Over at the Washington Post, however, it just seemed like another ordinary news day. In the lead story, headlined "Trump applauds states reopening ahead of guidance," Toluse Olorunnipa, Griff Witte and Lenny Bernstein wrote about Trump cheering even as states that failed to achieve his ostensible guidelines are reopening.
So how should reporters react to the new numbers? Maybe more like David Dayen, at the American Prospect. He wrote:
If you really play out what the CDC model is showing, it gets you to half a million deaths by the end of the summer. You have to conclude, because what's happening is so obvious, that this is an acceptable level of death to the president and his staff. They are fine with mass death in America. They have always been fine with mass death in America; we let mass murderers get guns, after all. They would rather have mass death than pay for unemployment benefits for too long. Their entire strategy throughout April was to figure out the best way to allow mass death, in service to the economy. This was a false choice, incidentally; we will have mass death and an obliterated economy. And when that happens, the only straw left to grasp will be the culture war.
Time's a-wasting
Our top news organizations have firmly established that time has been wasted.

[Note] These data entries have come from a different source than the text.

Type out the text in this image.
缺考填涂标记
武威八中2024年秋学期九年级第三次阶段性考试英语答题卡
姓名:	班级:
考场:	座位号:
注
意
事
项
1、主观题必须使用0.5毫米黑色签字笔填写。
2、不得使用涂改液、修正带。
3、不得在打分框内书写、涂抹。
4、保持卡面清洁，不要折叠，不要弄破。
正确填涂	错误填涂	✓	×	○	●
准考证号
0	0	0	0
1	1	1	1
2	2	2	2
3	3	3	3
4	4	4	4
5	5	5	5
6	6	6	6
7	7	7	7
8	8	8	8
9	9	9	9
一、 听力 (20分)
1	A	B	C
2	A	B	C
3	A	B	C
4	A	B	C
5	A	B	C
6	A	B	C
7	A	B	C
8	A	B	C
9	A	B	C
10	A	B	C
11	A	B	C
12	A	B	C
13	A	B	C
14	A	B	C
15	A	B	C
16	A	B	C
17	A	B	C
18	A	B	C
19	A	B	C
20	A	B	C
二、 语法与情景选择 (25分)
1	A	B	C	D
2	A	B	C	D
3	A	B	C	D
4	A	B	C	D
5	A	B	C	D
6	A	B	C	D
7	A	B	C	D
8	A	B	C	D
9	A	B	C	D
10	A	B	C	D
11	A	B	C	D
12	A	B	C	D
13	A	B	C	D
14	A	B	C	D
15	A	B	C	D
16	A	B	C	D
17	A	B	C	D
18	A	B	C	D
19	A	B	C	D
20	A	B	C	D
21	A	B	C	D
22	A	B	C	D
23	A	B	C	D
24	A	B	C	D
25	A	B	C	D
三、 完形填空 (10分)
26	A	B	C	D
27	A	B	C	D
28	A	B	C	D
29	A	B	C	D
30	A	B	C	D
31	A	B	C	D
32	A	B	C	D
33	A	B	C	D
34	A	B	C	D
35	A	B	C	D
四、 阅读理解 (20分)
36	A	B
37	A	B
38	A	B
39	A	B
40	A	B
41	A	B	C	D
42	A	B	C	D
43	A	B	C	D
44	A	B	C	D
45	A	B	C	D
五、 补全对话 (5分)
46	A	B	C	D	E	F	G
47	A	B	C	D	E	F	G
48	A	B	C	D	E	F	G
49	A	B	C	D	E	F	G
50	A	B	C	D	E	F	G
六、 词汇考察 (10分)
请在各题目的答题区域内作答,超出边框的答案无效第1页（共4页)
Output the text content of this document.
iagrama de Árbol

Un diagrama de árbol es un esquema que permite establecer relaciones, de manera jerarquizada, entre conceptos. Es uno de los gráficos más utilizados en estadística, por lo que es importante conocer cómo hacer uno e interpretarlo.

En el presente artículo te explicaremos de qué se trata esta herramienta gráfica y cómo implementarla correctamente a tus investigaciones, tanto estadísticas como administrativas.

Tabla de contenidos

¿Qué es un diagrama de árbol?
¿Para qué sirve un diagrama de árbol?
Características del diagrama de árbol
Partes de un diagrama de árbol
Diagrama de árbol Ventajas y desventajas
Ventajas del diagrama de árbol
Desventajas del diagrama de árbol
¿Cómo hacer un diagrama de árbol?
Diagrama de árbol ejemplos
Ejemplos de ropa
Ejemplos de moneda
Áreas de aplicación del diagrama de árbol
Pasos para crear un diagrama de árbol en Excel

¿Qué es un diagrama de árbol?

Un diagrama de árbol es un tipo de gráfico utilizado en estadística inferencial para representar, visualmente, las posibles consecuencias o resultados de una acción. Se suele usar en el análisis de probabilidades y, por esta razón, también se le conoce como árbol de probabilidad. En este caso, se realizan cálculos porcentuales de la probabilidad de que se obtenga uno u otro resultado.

The Washington Post published yet another look-back at Trump's disastrous response over the weekend, this one focusing on the 34 days of "desperation and dysfunction" between March 29, "when Trump agreed to extend strict social-distancing guidelines, and this past week, when he celebrated the reopening of some states as a harbinger of economic revival."
This comes after a March 14 Washington Post analysis that described blame-shifting, misinformation and missteps, and a slow recognition of the danger up to that point; a March 28 New York Times article on "The Lost Month: How a Failure to Test Blinded the U.S. to Covid-19"; an April 4 Washington Post article about how "Warnings were sounded, including at the highest levels of government, but the president was deaf to them until the enemy had already struck"; and an April 11 New York Times story which reported that Trump "was slow to absorb the scale of the risk and to act accordingly, focusing instead on controlling the message, protecting gains in the economy and batting away warnings from senior officials."
What we are not hearing loudly enough, however, is that the time is still being wasted. Every single day. It has to change.
We need to raise up expert voices. Here's Dr. Ashish Jha, director of the Harvard Global Health Institute:
This, from activist Bree Newsome, is the reasonable, human response to what is going on, too infrequently reflected in news stories:
And finally, here is New York Gov. Andrew Cuomo, from his briefing on Tuesday:
Government on all levels has to work. The federal government has to work, and it has to work now better than it has worked in the past. All the craziness that we've watched in Washington, all the politics that we've seen in Washington, all the dysfunction that we've seen in Washington — now it is unacceptable, because what government does today will literally determine how many people live and how many die.
Cuomo then added: "That's not hyperbolic and that's not overly dramatic. That is just the fact."